Stories to inspire people who despair about India
Bapu Kuti, at Sewagram Ashram, Wardha, is the mud hut which was Mahatma Gandhi's last home. Half a century after Bapu was killed, the Kuti is alive with gatherings of people who share his dreams. They do not call themselves Gandhians. Yet, as they search for solutions to the many problems of modern India, these activists find themselves coming to the same conclusions as had Gandhi.
In this collection, Rajni Bakshi explores the world and lives of twelve such people who have turned their backs on lucrative professions to embark on a search for practical and humane ways of political and social transformation, rooted in the faith that a new India with prosperity for all can be built on the strengths of cooperation and community.

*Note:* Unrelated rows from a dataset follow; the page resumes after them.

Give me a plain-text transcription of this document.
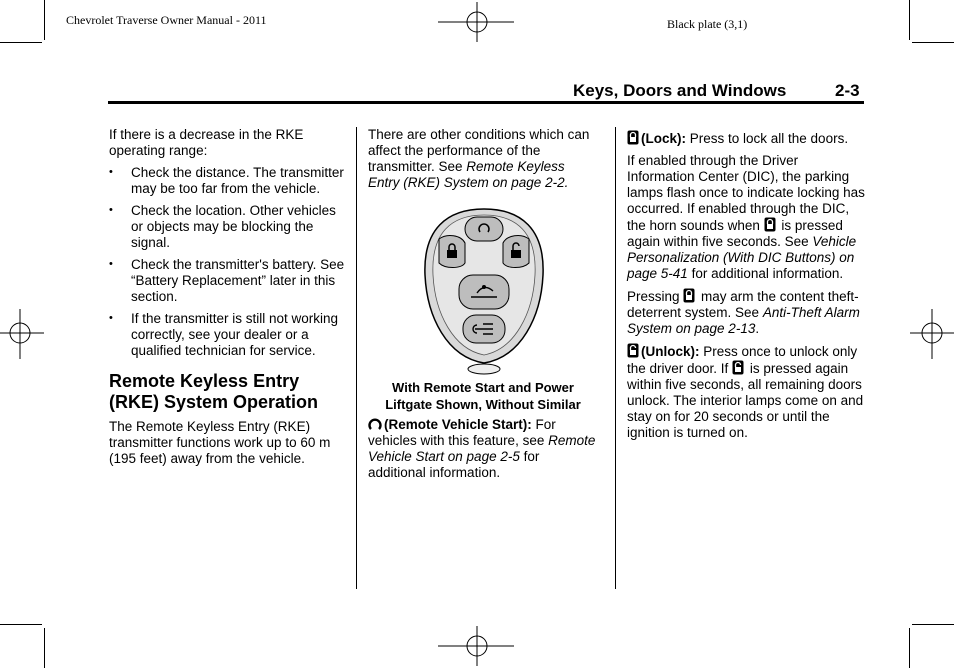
Chevrolet Traverse Owner Manual - 2011	Black plate (3,1)
Keys, Doors and Windows	2-3

If there is a decrease in the RKE operating range:

• Check the distance. The transmitter may be too far from the vehicle.
• Check the location. Other vehicles or objects may be blocking the signal.
• Check the transmitter's battery. See “Battery Replacement” later in this section.
• If the transmitter is still not working correctly, see your dealer or a qualified technician for service.
Remote Keyless Entry (RKE) System Operation

The Remote Keyless Entry (RKE) transmitter functions work up to 60 m (195 feet) away from the vehicle.

There are other conditions which can affect the performance of the transmitter. See Remote Keyless Entry (RKE) System on page 2-2.

With Remote Start and Power Liftgate Shown, Without Similar

(Remote Vehicle Start): For vehicles with this feature, see Remote Vehicle Start on page 2-5 for additional information.

(Lock): Press to lock all the doors.

If enabled through the Driver Information Center (DIC), the parking lamps flash once to indicate locking has occurred. If enabled through the DIC, the horn sounds when  is pressed again within five seconds. See Vehicle Personalization (With DIC Buttons) on page 5-41 for additional information.

Pressing  may arm the content theft-deterrent system. See Anti-Theft Alarm System on page 2-13.

(Unlock): Press once to unlock only the driver door. If  is pressed again within five seconds, all remaining doors unlock. The interior lamps come on and stay on for 20 seconds or until the ignition is turned on.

In Rajasthan, for instance, through a rare community effort, villagers make a creative livelihood instead of migrating to urban slums; in Andhra, impoverished weavers gain new life by reviving their dying craft; in Bhagalpur, Bihar, a movement is launched to liberate mother Ganga.
These images of passionate creativity present an India seldom seen in the mainstream media. They challenge the pervasive cynicism of our times to show that idealism did not die with Gandhi. Affirming humanity's ceaseless striving to evolve to higher levels of being, they anticipate an age when conciliation must replace confrontation for building a more just future.